人物無しの公式側・非公式側は D-Foxさんの上記サイト用に差し上げました。詳しい解説もされていますので、ぜひ訪問して下さい。

日本陸軍 鉄道連隊 E型 蒸気機関車

日本陸軍 鉄道連隊 E型 蒸気機関車 公式側 日本陸軍 鉄道連隊 E型 蒸気機関車 非公式側

E型蒸気機関車は、鉄道連隊が大正10年(1921年)にドイツのコッペルから輸入した 待望の大型5動軸のタンク機関車です。
キモの5動軸の急曲線対策には ルッターメラー式を採用し、これは中央3軸をロッドで連動し、第1・第5軸に自由度を持たせてギヤー連動しています。
このタイプの機関車はインドネシアの製糖工場で現在も活躍しています。
E型は、31両導入されましたが、後期車は前灯用発電機や給水ポンプを備えていました。

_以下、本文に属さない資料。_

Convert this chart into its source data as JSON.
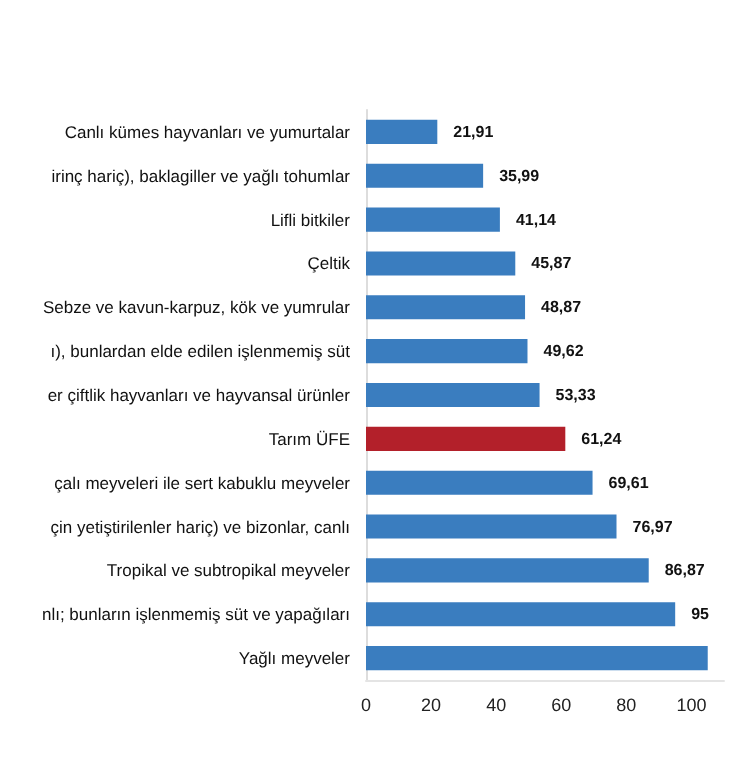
{
  "chart_data": {
    "type": "bar",
    "orientation": "horizontal",
    "categories": [
      "Canlı kümes hayvanları ve yumurtalar",
      "irinç hariç), baklagiller ve yağlı tohumlar",
      "Lifli bitkiler",
      "Çeltik",
      "Sebze ve kavun-karpuz, kök ve yumrular",
      "ı), bunlardan elde edilen işlenmemiş süt",
      "er çiftlik hayvanları ve hayvansal ürünler",
      "Tarım ÜFE",
      "çalı meyveleri ile sert kabuklu meyveler",
      "çin yetiştirilenler hariç) ve bizonlar, canlı",
      "Tropikal ve subtropikal meyveler",
      "nlı; bunların işlenmemiş süt ve yapağıları",
      "Yağlı meyveler"
    ],
    "values": [
      21.91,
      35.99,
      41.14,
      45.87,
      48.87,
      49.62,
      53.33,
      61.24,
      69.61,
      76.97,
      86.87,
      95,
      105
    ],
    "value_labels": [
      "21,91",
      "35,99",
      "41,14",
      "45,87",
      "48,87",
      "49,62",
      "53,33",
      "61,24",
      "69,61",
      "76,97",
      "86,87",
      "95",
      null
    ],
    "colors": [
      "#3a7dbf",
      "#3a7dbf",
      "#3a7dbf",
      "#3a7dbf",
      "#3a7dbf",
      "#3a7dbf",
      "#3a7dbf",
      "#b3202a",
      "#3a7dbf",
      "#3a7dbf",
      "#3a7dbf",
      "#3a7dbf",
      "#3a7dbf"
    ],
    "xlim": [
      0,
      110
    ],
    "xticks": [
      0,
      20,
      40,
      60,
      80,
      100
    ],
    "grid": false
  }
}
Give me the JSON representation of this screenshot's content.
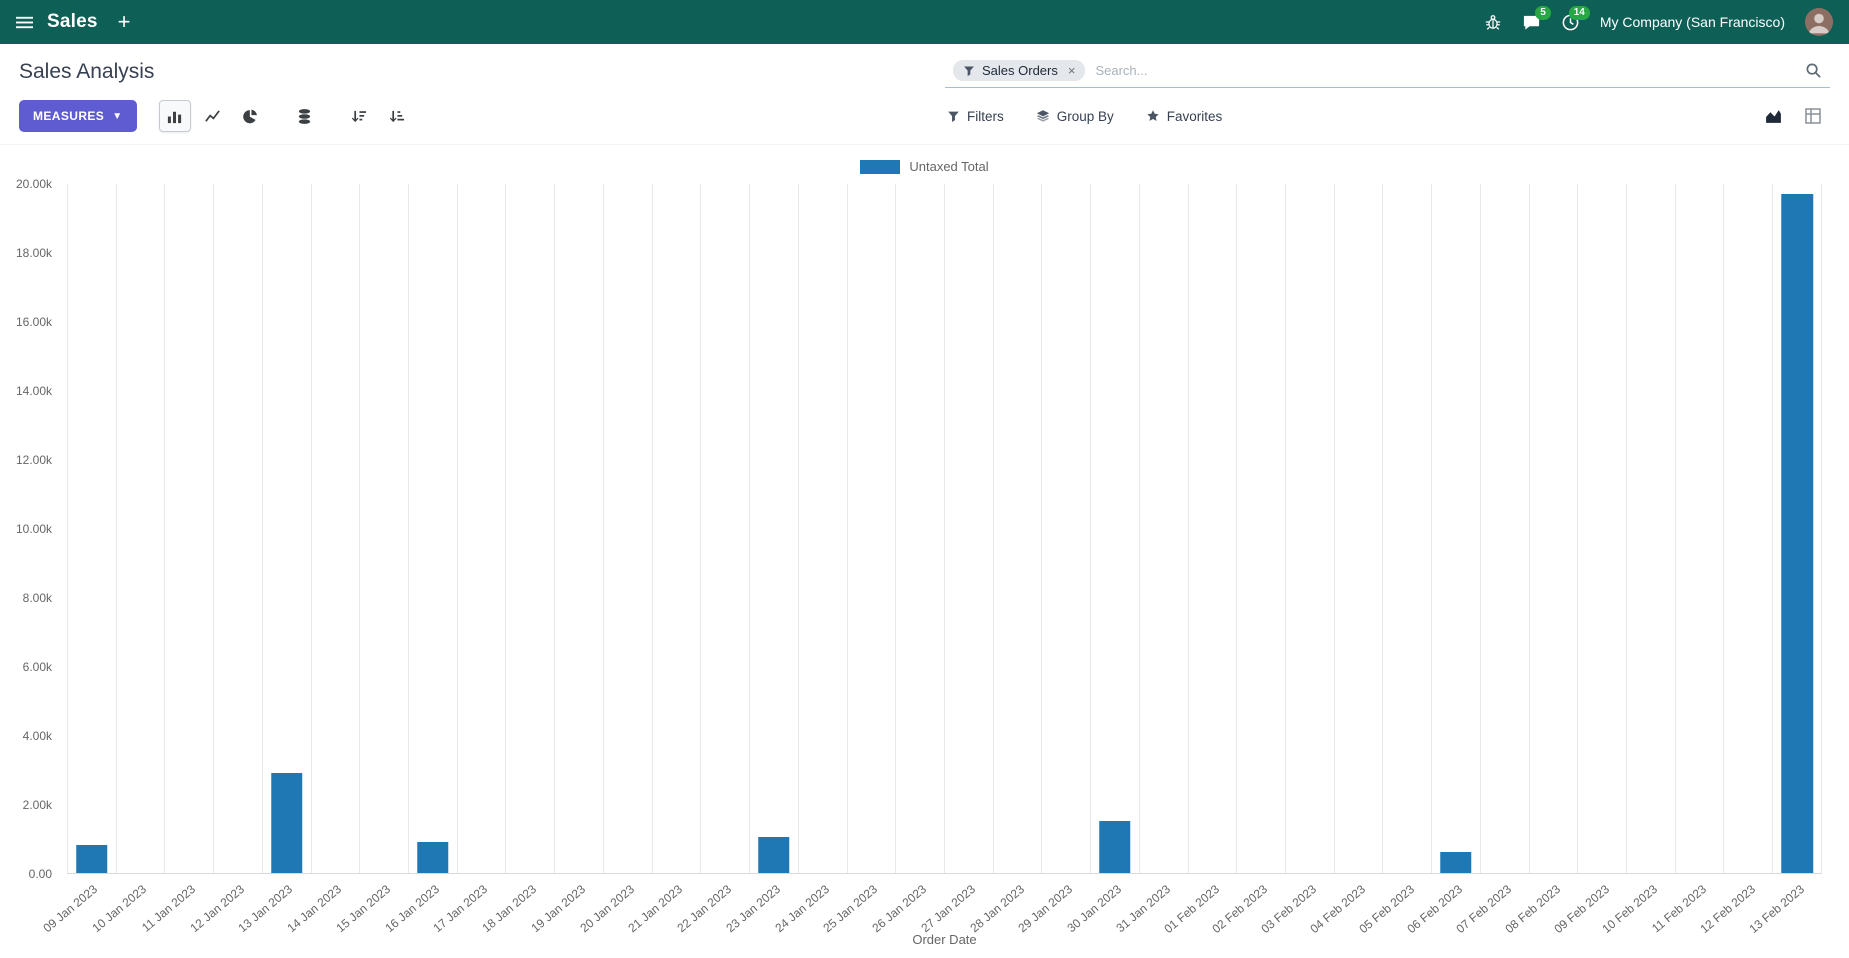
{
  "topbar": {
    "app_name": "Sales",
    "company_name": "My Company (San Francisco)",
    "messages_count": "5",
    "activities_count": "14"
  },
  "control_panel": {
    "title": "Sales Analysis",
    "measures_label": "MEASURES",
    "search": {
      "facet_label": "Sales Orders",
      "placeholder": "Search..."
    },
    "filters_label": "Filters",
    "group_by_label": "Group By",
    "favorites_label": "Favorites"
  },
  "colors": {
    "topbar_bg": "#0e5f56",
    "primary_button": "#5f5bd1",
    "badge_green": "#28a745",
    "bar_blue": "#1f77b4"
  },
  "chart_data": {
    "type": "bar",
    "title": "",
    "xlabel": "Order Date",
    "ylabel": "",
    "ylim": [
      0,
      20000
    ],
    "grid": "vertical",
    "legend_position": "top-center",
    "legend": [
      {
        "label": "Untaxed Total",
        "color": "#1f77b4"
      }
    ],
    "yticks": [
      "0.00",
      "2.00k",
      "4.00k",
      "6.00k",
      "8.00k",
      "10.00k",
      "12.00k",
      "14.00k",
      "16.00k",
      "18.00k",
      "20.00k"
    ],
    "categories": [
      "09 Jan 2023",
      "10 Jan 2023",
      "11 Jan 2023",
      "12 Jan 2023",
      "13 Jan 2023",
      "14 Jan 2023",
      "15 Jan 2023",
      "16 Jan 2023",
      "17 Jan 2023",
      "18 Jan 2023",
      "19 Jan 2023",
      "20 Jan 2023",
      "21 Jan 2023",
      "22 Jan 2023",
      "23 Jan 2023",
      "24 Jan 2023",
      "25 Jan 2023",
      "26 Jan 2023",
      "27 Jan 2023",
      "28 Jan 2023",
      "29 Jan 2023",
      "30 Jan 2023",
      "31 Jan 2023",
      "01 Feb 2023",
      "02 Feb 2023",
      "03 Feb 2023",
      "04 Feb 2023",
      "05 Feb 2023",
      "06 Feb 2023",
      "07 Feb 2023",
      "08 Feb 2023",
      "09 Feb 2023",
      "10 Feb 2023",
      "11 Feb 2023",
      "12 Feb 2023",
      "13 Feb 2023"
    ],
    "values": [
      800,
      0,
      0,
      0,
      2900,
      0,
      0,
      900,
      0,
      0,
      0,
      0,
      0,
      0,
      1050,
      0,
      0,
      0,
      0,
      0,
      0,
      1500,
      0,
      0,
      0,
      0,
      0,
      0,
      620,
      0,
      0,
      0,
      0,
      0,
      0,
      19700
    ]
  }
}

さて、この機関車は期待されていたのですが、軍用に使うには欠点がありました。
まず、重心が高く、転覆事故も起きてしまいました。
野戦軌道用なのに 不整地を走れないのでは仕方ないので、ボイラー位置を下げる低重心化改造が施されました。絵は改造後の姿です。
また特殊な走行装置のため脱線した際の載線に手間がかかり、走行装置の保守そのものも めんどくさいものでした。
このため、どちらかというと前線よりも後方で働いていたようです。

鉄道連隊 E型 蒸気機関車は鉄道連隊の調査記録のD-Foxさんのリクエストにより作画しました。
D-Foxさんに様々なバリエーション改造して頂いているので、ぜひ訪問してみて下さい。

日本陸軍 鉄道連隊 K2型 蒸気機関車

日本陸軍 鉄道連隊 K2型 蒸気機関車

鉄道連隊K2型は、E型機関車の増備機として1942〜1944年(昭和17〜19年)に47両が製作されました。軌間は600mm。
急曲線に対応するため中空軸を用いた特殊な構造(クリーン・リントナー式)の足廻りが特徴です。
双合機関車と同じように川等から直接給水出来るように、揚水ポンプとホースを装備しています。

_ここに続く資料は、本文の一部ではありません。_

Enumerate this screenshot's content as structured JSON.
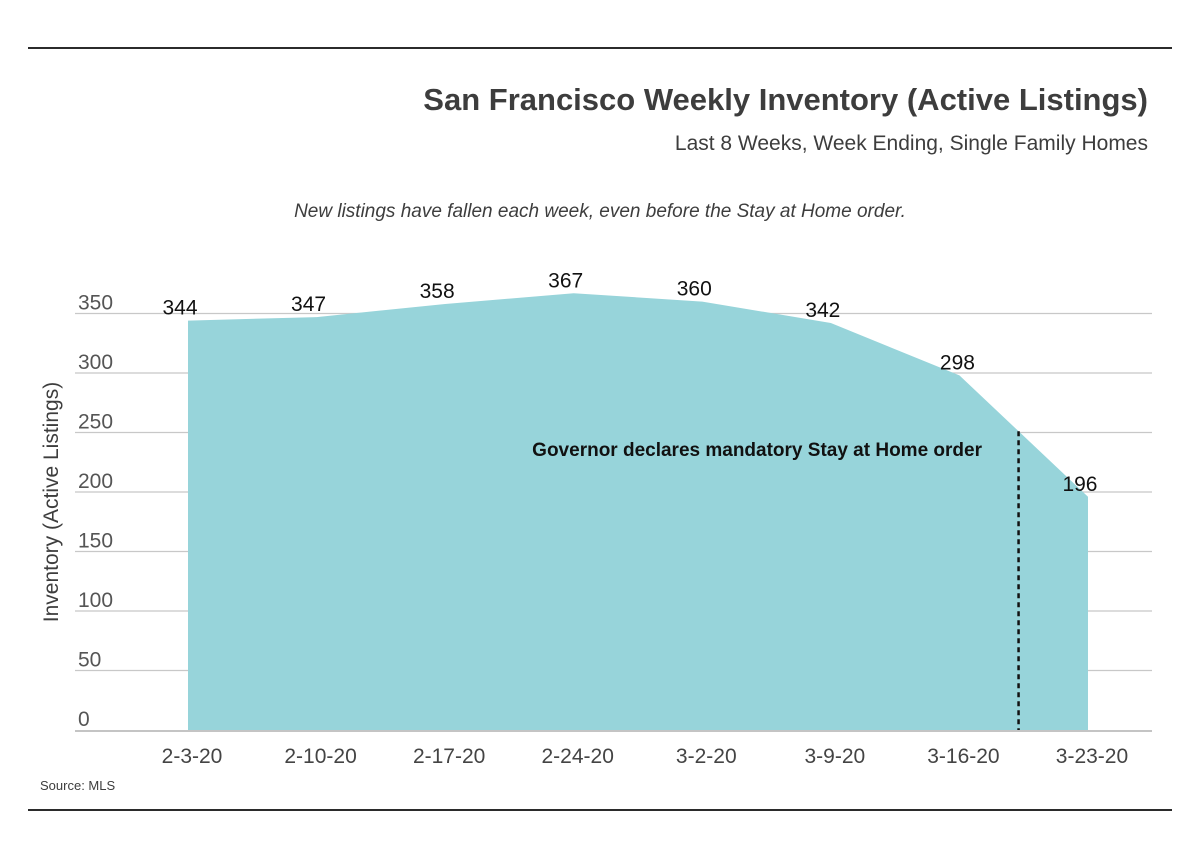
{
  "title": "San Francisco Weekly Inventory (Active Listings)",
  "subtitle": "Last 8 Weeks, Week Ending, Single Family Homes",
  "note": "New listings have fallen each week, even before the Stay at Home order.",
  "source": "Source: MLS",
  "chart_data": {
    "type": "area",
    "categories": [
      "2-3-20",
      "2-10-20",
      "2-17-20",
      "2-24-20",
      "3-2-20",
      "3-9-20",
      "3-16-20",
      "3-23-20"
    ],
    "values": [
      344,
      347,
      358,
      367,
      360,
      342,
      298,
      196
    ],
    "data_labels": [
      "344",
      "347",
      "358",
      "367",
      "360",
      "342",
      "298",
      "196"
    ],
    "ylabel": "Inventory (Active Listings)",
    "ylim": [
      0,
      350
    ],
    "yticks": [
      "0",
      "50",
      "100",
      "150",
      "200",
      "250",
      "300",
      "350"
    ],
    "grid": true,
    "fill_color": "#97d4da",
    "annotation": {
      "text": "Governor declares mandatory Stay at Home order",
      "between": [
        "3-16-20",
        "3-23-20"
      ],
      "line_style": "dashed"
    }
  }
}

対ソ連方面での使用を考えて製作されたようですが、戦地に送り込まれたものは少なく、ほとんどが国内で使われました。
国内での使用に当たっては600mm軌間はマイナーなので、16両が足廻りの特殊機構を廃して1067mm軌間に改造されています。

絵はデッキに揚水ホースを巡らせた状態。

D-Foxさんの改造作品は こちら

B20形 蒸気機関車

B20形 蒸気機関車

B20形蒸気機関車は、戦時中 軍需工場専用線の入換用機関車が不足した事から計画された小形機関車です。
当時 各種専用線・地方鉄道用小形機関車について 標準化設計が計画され、軌間は1435mm〜610mm、軸配置はB形とC形、整備重量は6tから30t の各種機関車がシリーズ設計(国内向けは10種類)されました。
その内の1067mm軌間、軸配置B、整備重量20.3tのモノが国鉄に採用されて、15両が発注されましたが、完成したのは1945、46年(昭和20、21年)と、戦争には間に合いませんでした。
戦時設計のため極限まで簡略化設計が取り入れられ、飽和蒸気式という古典的なボイラーを採用しています。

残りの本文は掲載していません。